I know that it is probably pointless. He is too oblivious to my greatness to fall for me. I can tell he doesn't realize the specialness that I see in him. He is too jaded to even bother seeing me... I get this a lot . I know it is shocking. Who doesn't want to fuck a fat girl? Seriously?
I know that just because I lost 5 pounds and got a hold of some smiles, it doesn't mean that I have become irresistable to hot downtown boys. It would be nice to know that I had a few of them, or one in particular, think about spending some time.
You know - fall in love and then worry how it will all work out. I am a hopeless romantic in these instances.
Ever since I fell in love with the Skateboarder in 9th grade. I used to write stories all the time where we would become friends in Keyboarding class and then he would fall in love with me. They all were pretty formula. There would always be some travesty event that would make him have to step up to the plate.
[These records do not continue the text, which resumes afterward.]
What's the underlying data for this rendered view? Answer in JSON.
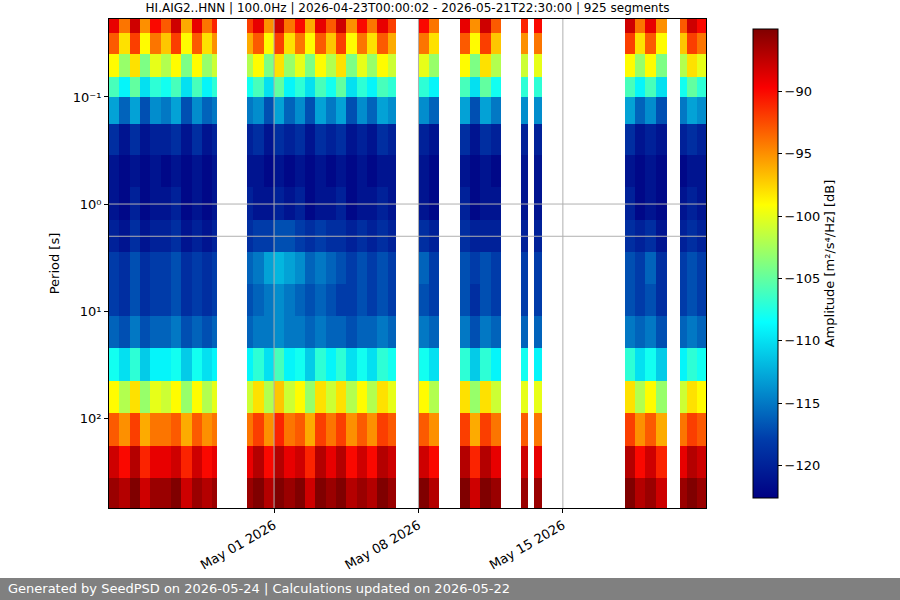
{
  "chart_data": {
    "type": "heatmap",
    "title": "HI.AIG2..HNN | 100.0Hz | 2026-04-23T00:00:02 - 2026-05-21T22:30:00 | 925 segments",
    "y_label": "Period [s]",
    "colorbar_label": "Amplitude [m²/s⁴/Hz] [dB]",
    "footer": "Generated by SeedPSD on 2026-05-24 | Calculations updated on 2026-05-22",
    "color": "Jet",
    "log": "y",
    "grid": true,
    "xlim": [
      "2026-04-23 00:00:02",
      "2026-05-21 22:30:00"
    ],
    "xticks": [
      {
        "value": "2026-05-01",
        "label": "May 01 2026"
      },
      {
        "value": "2026-05-08",
        "label": "May 08 2026"
      },
      {
        "value": "2026-05-15",
        "label": "May 15 2026"
      }
    ],
    "ylim": [
      0.0187,
      690
    ],
    "yticks": [
      {
        "value": 0.1,
        "label": "10⁻¹"
      },
      {
        "value": 1,
        "label": "10⁰"
      },
      {
        "value": 10,
        "label": "10¹"
      },
      {
        "value": 100,
        "label": "10²"
      }
    ],
    "zlim": [
      -122.6,
      -85
    ],
    "zticks": [
      -90,
      -95,
      -100,
      -105,
      -110,
      -115,
      -120
    ],
    "x_bins": [
      "2026-04-23 00:00",
      "2026-04-23 12:00",
      "2026-04-24 00:00",
      "2026-04-24 12:00",
      "2026-04-25 00:00",
      "2026-04-25 12:00",
      "2026-04-26 00:00",
      "2026-04-26 12:00",
      "2026-04-27 00:00",
      "2026-04-27 12:00",
      "2026-04-28 00:00",
      "2026-04-28 06:00",
      "2026-04-29 17:00",
      "2026-04-30 00:00",
      "2026-04-30 12:00",
      "2026-05-01 00:00",
      "2026-05-01 12:00",
      "2026-05-02 00:00",
      "2026-05-02 12:00",
      "2026-05-03 00:00",
      "2026-05-03 12:00",
      "2026-05-04 00:00",
      "2026-05-04 12:00",
      "2026-05-05 00:00",
      "2026-05-05 12:00",
      "2026-05-06 00:00",
      "2026-05-06 12:00",
      "2026-05-06 22:00",
      "2026-05-08 00:00",
      "2026-05-08 12:00",
      "2026-05-09 00:00",
      "2026-05-10 00:00",
      "2026-05-10 12:00",
      "2026-05-11 00:00",
      "2026-05-11 12:00",
      "2026-05-12 00:00",
      "2026-05-12 23:00",
      "2026-05-13 07:00",
      "2026-05-13 14:00",
      "2026-05-14 00:00",
      "2026-05-18 00:00",
      "2026-05-18 12:00",
      "2026-05-19 00:00",
      "2026-05-19 12:00",
      "2026-05-20 01:00",
      "2026-05-20 16:00",
      "2026-05-21 00:00",
      "2026-05-21 12:00",
      "2026-05-21 22:30"
    ],
    "y_bins": [
      0.0187,
      0.025,
      0.04,
      0.065,
      0.1,
      0.18,
      0.35,
      0.7,
      1.4,
      2.8,
      5.6,
      11,
      22,
      45,
      90,
      180,
      360,
      690
    ],
    "cells": [
      [
        -89,
        -94,
        -88,
        -95,
        -90,
        -93,
        -88,
        -96,
        -89,
        -94,
        -91,
        null,
        -92,
        -89,
        -95,
        -88,
        -94,
        -90,
        -96,
        -89,
        -93,
        -88,
        -95,
        -90,
        -94,
        -89,
        -92,
        null,
        -90,
        -94,
        null,
        -89,
        -95,
        -88,
        -93,
        null,
        -91,
        null,
        -90,
        null,
        -88,
        -94,
        -89,
        -95,
        null,
        -93,
        -88,
        -90
      ],
      [
        -93,
        -98,
        -92,
        -99,
        -94,
        -97,
        -92,
        -99,
        -93,
        -98,
        -95,
        null,
        -96,
        -93,
        -99,
        -92,
        -98,
        -94,
        -99,
        -93,
        -97,
        -92,
        -99,
        -94,
        -98,
        -93,
        -96,
        null,
        -94,
        -98,
        null,
        -93,
        -99,
        -92,
        -97,
        null,
        -95,
        null,
        -94,
        null,
        -92,
        -98,
        -93,
        -99,
        null,
        -97,
        -92,
        -94
      ],
      [
        -99,
        -103,
        -98,
        -104,
        -100,
        -102,
        -99,
        -104,
        -99,
        -103,
        -101,
        null,
        -102,
        -99,
        -104,
        -98,
        -103,
        -100,
        -104,
        -99,
        -102,
        -98,
        -104,
        -100,
        -103,
        -99,
        -101,
        null,
        -100,
        -103,
        null,
        -99,
        -104,
        -98,
        -102,
        null,
        -101,
        null,
        -100,
        null,
        -99,
        -103,
        -99,
        -104,
        null,
        -102,
        -98,
        -100
      ],
      [
        -106,
        -109,
        -105,
        -110,
        -107,
        -108,
        -106,
        -110,
        -106,
        -109,
        -107,
        null,
        -108,
        -106,
        -110,
        -105,
        -109,
        -107,
        -110,
        -106,
        -108,
        -105,
        -110,
        -107,
        -109,
        -106,
        -107,
        null,
        -107,
        -109,
        null,
        -106,
        -110,
        -105,
        -108,
        null,
        -107,
        null,
        -107,
        null,
        -106,
        -109,
        -106,
        -110,
        null,
        -108,
        -105,
        -107
      ],
      [
        -113,
        -116,
        -113,
        -117,
        -114,
        -115,
        -113,
        -117,
        -114,
        -116,
        -115,
        null,
        -115,
        -114,
        -117,
        -113,
        -116,
        -114,
        -117,
        -113,
        -115,
        -113,
        -117,
        -114,
        -116,
        -113,
        -114,
        null,
        -114,
        -116,
        null,
        -113,
        -117,
        -113,
        -115,
        null,
        -114,
        null,
        -114,
        null,
        -113,
        -116,
        -114,
        -117,
        null,
        -115,
        -113,
        -114
      ],
      [
        -119,
        -121,
        -119,
        -121,
        -120,
        -120,
        -119,
        -121,
        -119,
        -121,
        -120,
        null,
        -120,
        -119,
        -121,
        -119,
        -120,
        -119,
        -121,
        -119,
        -120,
        -119,
        -121,
        -120,
        -121,
        -119,
        -120,
        null,
        -120,
        -121,
        null,
        -119,
        -121,
        -119,
        -120,
        null,
        -120,
        null,
        -120,
        null,
        -119,
        -121,
        -120,
        -121,
        null,
        -120,
        -119,
        -120
      ],
      [
        -121,
        -122,
        -121,
        -122,
        -121,
        -122,
        -121,
        -122,
        -121,
        -122,
        -121,
        null,
        -121,
        -121,
        -122,
        -121,
        -122,
        -121,
        -122,
        -121,
        -122,
        -121,
        -122,
        -121,
        -122,
        -121,
        -121,
        null,
        -121,
        -122,
        null,
        -121,
        -122,
        -121,
        -122,
        null,
        -121,
        null,
        -121,
        null,
        -121,
        -122,
        -121,
        -122,
        null,
        -122,
        -121,
        -121
      ],
      [
        -121,
        -122,
        -120,
        -122,
        -121,
        -121,
        -120,
        -122,
        -121,
        -122,
        -121,
        null,
        -120,
        -121,
        -121,
        -120,
        -121,
        -120,
        -122,
        -121,
        -121,
        -120,
        -122,
        -121,
        -121,
        -120,
        -121,
        null,
        -121,
        -122,
        null,
        -120,
        -122,
        -121,
        -121,
        null,
        -121,
        null,
        -121,
        null,
        -120,
        -122,
        -121,
        -122,
        null,
        -121,
        -120,
        -121
      ],
      [
        -120,
        -121,
        -119,
        -121,
        -120,
        -120,
        -119,
        -121,
        -120,
        -121,
        -120,
        null,
        -119,
        -118,
        -118,
        -117,
        -117,
        -118,
        -119,
        -118,
        -119,
        -119,
        -120,
        -119,
        -120,
        -119,
        -120,
        null,
        -119,
        -120,
        null,
        -119,
        -120,
        -120,
        -120,
        null,
        -120,
        null,
        -120,
        null,
        -119,
        -120,
        -119,
        -121,
        null,
        -120,
        -119,
        -120
      ],
      [
        -118,
        -119,
        -117,
        -119,
        -118,
        -118,
        -117,
        -119,
        -118,
        -119,
        -118,
        null,
        -116,
        -115,
        -113,
        -112,
        -113,
        -114,
        -116,
        -115,
        -116,
        -117,
        -118,
        -117,
        -118,
        -117,
        -118,
        null,
        -116,
        -118,
        null,
        -117,
        -118,
        -117,
        -118,
        null,
        -118,
        null,
        -118,
        null,
        -117,
        -118,
        -116,
        -119,
        null,
        -118,
        -117,
        -118
      ],
      [
        -118,
        -119,
        -117,
        -119,
        -118,
        -118,
        -117,
        -119,
        -118,
        -119,
        -118,
        null,
        -117,
        -116,
        -115,
        -114,
        -115,
        -116,
        -117,
        -116,
        -117,
        -118,
        -118,
        -117,
        -118,
        -117,
        -118,
        null,
        -117,
        -118,
        null,
        -117,
        -119,
        -117,
        -118,
        null,
        -118,
        null,
        -118,
        null,
        -117,
        -118,
        -117,
        -119,
        null,
        -118,
        -117,
        -118
      ],
      [
        -116,
        -117,
        -115,
        -117,
        -116,
        -116,
        -115,
        -117,
        -116,
        -117,
        -116,
        null,
        -116,
        -115,
        -115,
        -114,
        -115,
        -115,
        -116,
        -115,
        -116,
        -116,
        -117,
        -116,
        -116,
        -115,
        -116,
        null,
        -115,
        -116,
        null,
        -115,
        -117,
        -115,
        -116,
        null,
        -116,
        null,
        -116,
        null,
        -115,
        -116,
        -115,
        -117,
        null,
        -116,
        -115,
        -116
      ],
      [
        -108,
        -110,
        -107,
        -111,
        -109,
        -109,
        -108,
        -111,
        -108,
        -110,
        -109,
        null,
        -109,
        -107,
        -110,
        -106,
        -109,
        -108,
        -111,
        -107,
        -109,
        -107,
        -110,
        -108,
        -110,
        -107,
        -108,
        null,
        -108,
        -110,
        null,
        -107,
        -111,
        -107,
        -109,
        null,
        -108,
        null,
        -109,
        null,
        -107,
        -110,
        -108,
        -111,
        null,
        -109,
        -107,
        -108
      ],
      [
        -99,
        -102,
        -98,
        -103,
        -100,
        -101,
        -99,
        -103,
        -99,
        -102,
        -100,
        null,
        -101,
        -98,
        -102,
        -97,
        -101,
        -99,
        -103,
        -98,
        -101,
        -98,
        -102,
        -99,
        -102,
        -98,
        -100,
        null,
        -99,
        -102,
        null,
        -98,
        -103,
        -98,
        -101,
        null,
        -100,
        null,
        -100,
        null,
        -98,
        -102,
        -99,
        -103,
        null,
        -101,
        -98,
        -99
      ],
      [
        -93,
        -95,
        -92,
        -96,
        -94,
        -94,
        -93,
        -96,
        -93,
        -95,
        -94,
        null,
        -94,
        -92,
        -95,
        -91,
        -94,
        -93,
        -96,
        -92,
        -94,
        -92,
        -95,
        -93,
        -95,
        -92,
        -93,
        null,
        -93,
        -95,
        null,
        -92,
        -96,
        -92,
        -94,
        null,
        -93,
        null,
        -94,
        null,
        -92,
        -95,
        -93,
        -96,
        null,
        -94,
        -92,
        -93
      ],
      [
        -88,
        -90,
        -87,
        -91,
        -89,
        -89,
        -88,
        -91,
        -88,
        -90,
        -89,
        null,
        -89,
        -87,
        -90,
        -87,
        -89,
        -88,
        -91,
        -87,
        -89,
        -87,
        -90,
        -88,
        -90,
        -87,
        -88,
        null,
        -88,
        -90,
        null,
        -87,
        -91,
        -87,
        -89,
        null,
        -88,
        null,
        -89,
        null,
        -87,
        -90,
        -88,
        -91,
        null,
        -89,
        -87,
        -88
      ],
      [
        -86,
        -87,
        -85,
        -88,
        -86,
        -86,
        -85,
        -88,
        -86,
        -87,
        -86,
        null,
        -86,
        -85,
        -87,
        -85,
        -86,
        -85,
        -88,
        -85,
        -86,
        -85,
        -87,
        -86,
        -87,
        -85,
        -86,
        null,
        -85,
        -87,
        null,
        -85,
        -88,
        -85,
        -86,
        null,
        -86,
        null,
        -86,
        null,
        -85,
        -87,
        -86,
        -88,
        null,
        -86,
        -85,
        -86
      ]
    ]
  }
}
Come to my rescue in the hall to a mean boy ( I think it was always that bastard Scott - I really hated that guy), or sometimes he would show up at my house after school and be all shy - because he didn't know I loved him already. I would always write some stupid dinner in that I was making for the family - and it would end up burning - we would have to put out the fire, and somehow we would end up kissing... you see where all this is going. It was all so "sweet valley high" on account that it was all that I read for an entire summer when I moved to Toronto and didn't know anyone....
Don't tell anyone I was this ridiculous please. I do have an image to uphold.
Back to reality... I have decided to lie low regardign the Dreamweaver situation. I know I will see him in three weeks - worst case scenario. It would be good to have some distance from my immediate lustable boy. I need to see if he is still this perfection that I have built up in my mind. I suspect he won't be - but that is being too negative now isn't it.